When NOT to use this skill

何时不应使用本技能

  • General code review unrelated to tests — use a code-review skill.
  • Library-specific debugging where the test is just the reproduction — use the library's own debugging skill.
  • Non-testing CI pipeline design (deploys, artifact promotion, secrets management).
  • Production observability and alerting design — those are runtime concerns, not test concerns.
  • Single-line typo fixes in existing tests — the doctrine is for non-trivial work.
  • 与测试无关的通用代码评审——使用代码评审技能。
  • 库专属调试(测试仅用于复现问题)——使用库自身的调试技能。
  • 非测试类CI流水线设计(部署、制品推广、密钥管理)。
  • 生产环境可观测性与告警设计——这些是运行时问题,而非测试问题。
  • 现有测试中的单行拼写错误修复——本准则适用于非 trivial 工作。

Bottom line

核心结论

A test that cannot fail is decorative. A test that fails for the wrong
reason is misleading. Build tests that fail for exactly one reason —
the reason the invariant was violated — and trust them when they do.

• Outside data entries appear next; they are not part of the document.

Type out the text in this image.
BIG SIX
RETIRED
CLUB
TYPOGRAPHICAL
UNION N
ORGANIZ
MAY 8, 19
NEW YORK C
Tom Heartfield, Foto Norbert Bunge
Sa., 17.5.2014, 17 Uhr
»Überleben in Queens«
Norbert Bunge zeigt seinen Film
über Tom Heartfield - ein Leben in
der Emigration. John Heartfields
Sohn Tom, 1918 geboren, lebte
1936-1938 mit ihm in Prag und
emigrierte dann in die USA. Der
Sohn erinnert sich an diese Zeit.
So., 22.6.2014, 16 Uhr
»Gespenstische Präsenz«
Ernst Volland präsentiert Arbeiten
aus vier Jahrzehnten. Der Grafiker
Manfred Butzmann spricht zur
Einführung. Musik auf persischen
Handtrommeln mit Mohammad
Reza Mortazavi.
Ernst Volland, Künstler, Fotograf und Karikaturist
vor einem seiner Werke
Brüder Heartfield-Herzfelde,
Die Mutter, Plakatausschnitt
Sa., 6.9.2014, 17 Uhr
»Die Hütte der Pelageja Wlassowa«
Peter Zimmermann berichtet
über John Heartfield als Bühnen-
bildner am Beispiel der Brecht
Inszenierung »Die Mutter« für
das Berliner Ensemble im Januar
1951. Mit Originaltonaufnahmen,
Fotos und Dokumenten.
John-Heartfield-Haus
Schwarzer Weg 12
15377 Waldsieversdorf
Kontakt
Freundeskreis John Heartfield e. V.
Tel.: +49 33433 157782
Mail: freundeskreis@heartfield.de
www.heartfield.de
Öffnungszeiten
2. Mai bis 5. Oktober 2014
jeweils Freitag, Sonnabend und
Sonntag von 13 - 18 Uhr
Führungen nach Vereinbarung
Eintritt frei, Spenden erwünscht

Mocks isolate. Real systems validate. Coverage shines a light. Mutation
score grades the suite. Agents will reach for the mock and the snapshot;
the gates here make them put both down.

Tests reveal bugs, not just pass.
无法失败的测试只是装饰。因错误原因失败的测试具有误导性。构建仅因一种原因失败的测试——即不变量被违反的原因——并在失败时信任它们。

Mock用于隔离。真实系统用于验证。覆盖率照亮问题。变异分数评估套件强度。Agent会优先选择Mock和快照;本准则的准入规则会让它们放弃这两种方式。

测试的使命是发现漏洞,而非仅仅通过。